Clement let out an ironic laugh. “That’s just silly. Don’t you have a name or something? Something more concrete? I mean, you might catch any bum…” he looked down at Essen’s appearance. “I mean, you might catch any residentially deficient person here sleeping on the bench with no family and nowhere to go. You have the wrong guy, man.”

“I know you to be the one.”

“Alright.” Clement was starting to edge away, but wondering how much he wanted or needed his back pack when he remembered that his dad’s journal was in it. Crap! He tried a new approach. “Alright. Mister, um, Essen, what do you need me to do to get my bag back?” A gust of wind came crashing through the park, flipping the leaves of the trees and bushes up so that they flashed silver. Clement looked up at the sky, much more of it now covered with a bluish black.

When Clement looked back, the face with the beard had reappeared. “Go down the hole, man. You’re the one to save the Uplanders.”

“Or…”

“Or condemn them, yeah. Don’t think about that, just fulfill your awesome destiny and jump down the hole.”

“The what?”

Essen raised the arm that was not holding the bag and pointed toward the base of a giant tree surrounded at the bottom with a thick brush over twisting roots. “It’s in there. You’ll see.”
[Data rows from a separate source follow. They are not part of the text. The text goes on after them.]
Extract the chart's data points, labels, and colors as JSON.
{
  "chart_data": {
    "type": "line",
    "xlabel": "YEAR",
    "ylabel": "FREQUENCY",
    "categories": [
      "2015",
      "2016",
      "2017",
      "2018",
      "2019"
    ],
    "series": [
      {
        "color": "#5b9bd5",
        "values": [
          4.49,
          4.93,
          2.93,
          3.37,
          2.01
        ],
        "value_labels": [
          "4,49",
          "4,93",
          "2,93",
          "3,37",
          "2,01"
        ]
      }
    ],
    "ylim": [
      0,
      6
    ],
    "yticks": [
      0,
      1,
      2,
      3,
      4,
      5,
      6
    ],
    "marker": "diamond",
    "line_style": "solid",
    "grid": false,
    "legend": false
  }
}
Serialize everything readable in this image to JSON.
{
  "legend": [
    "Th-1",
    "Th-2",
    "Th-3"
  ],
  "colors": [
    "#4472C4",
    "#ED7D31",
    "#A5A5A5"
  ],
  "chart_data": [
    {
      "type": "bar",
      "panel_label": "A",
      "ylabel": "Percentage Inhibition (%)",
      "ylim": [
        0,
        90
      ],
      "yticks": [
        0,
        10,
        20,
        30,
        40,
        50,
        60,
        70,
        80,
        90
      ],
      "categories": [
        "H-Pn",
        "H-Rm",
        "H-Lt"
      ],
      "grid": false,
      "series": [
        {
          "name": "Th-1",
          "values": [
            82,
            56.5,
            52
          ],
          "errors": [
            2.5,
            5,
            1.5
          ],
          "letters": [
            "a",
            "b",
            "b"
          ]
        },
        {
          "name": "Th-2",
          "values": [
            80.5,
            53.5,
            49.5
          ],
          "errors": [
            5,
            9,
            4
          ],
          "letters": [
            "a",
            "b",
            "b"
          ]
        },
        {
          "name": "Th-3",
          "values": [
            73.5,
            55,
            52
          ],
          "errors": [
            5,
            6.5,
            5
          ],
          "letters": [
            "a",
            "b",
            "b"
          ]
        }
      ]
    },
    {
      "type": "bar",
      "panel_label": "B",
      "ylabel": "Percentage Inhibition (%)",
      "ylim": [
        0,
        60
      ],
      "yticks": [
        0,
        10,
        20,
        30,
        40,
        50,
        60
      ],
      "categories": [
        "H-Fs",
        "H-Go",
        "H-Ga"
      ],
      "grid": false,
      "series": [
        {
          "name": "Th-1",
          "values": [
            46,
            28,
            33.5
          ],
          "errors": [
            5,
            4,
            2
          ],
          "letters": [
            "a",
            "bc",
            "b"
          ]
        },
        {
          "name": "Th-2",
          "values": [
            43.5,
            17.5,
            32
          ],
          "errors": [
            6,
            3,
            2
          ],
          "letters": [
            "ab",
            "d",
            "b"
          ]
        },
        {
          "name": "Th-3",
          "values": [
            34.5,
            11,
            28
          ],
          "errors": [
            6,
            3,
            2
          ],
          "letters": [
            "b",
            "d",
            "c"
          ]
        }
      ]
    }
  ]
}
“Okay, so here’s the part where you lure me in and chop me up into little pieces.”

“For Pete’s sake, Clement. Just go look at the hole, decide whether or not the Uplanders are worth it, and then get the heck out of dodge with your precious bag.” A flash of lightning streaked the sky just as the darkness hit the apex. It was followed by an ear-splitting peal of thunder, one that shook the ground. In the trough of stillness afterward, Clement heard a small voice call out from behind the trees, “Clement?” It was Judith. Really?!

“Okay, fine, let’s make the… make the exchange.” Essen turned and walked fast toward the tree, Clement’s bag swinging from his hand. Clement walked with him, sticking to his left side. Clement considered grabbing the bag and running, but before he could, Essen bent down and disappeared into a false wall in the brush. Clement followed.

Inside the bushes, a very tight clearing opened up at the base of the old tree, there among the exposed roots. Essen was crouching in it, leaning over a massive hole at a slant into the ground. The hole would be big enough for a grown man to enter, and the edges of it were overgrown with grass, moss, and even flowers among the leaf litter. Clement was curious how a hole so large could have been here for so long, undetected. And where was the dirt dug from this massive hole? The roots surrounding were brushed clean, the small bit of ground flat and smooth between them. Despite himself, he moved a step closer to peer inside.

Clement saw a flash of lightning reflect off of the gaping mouth of the hole, heard another deafening crack of thunder, and another, now panicked, call come from somewhere in the park, “Clement!” Then he was pushed from behind.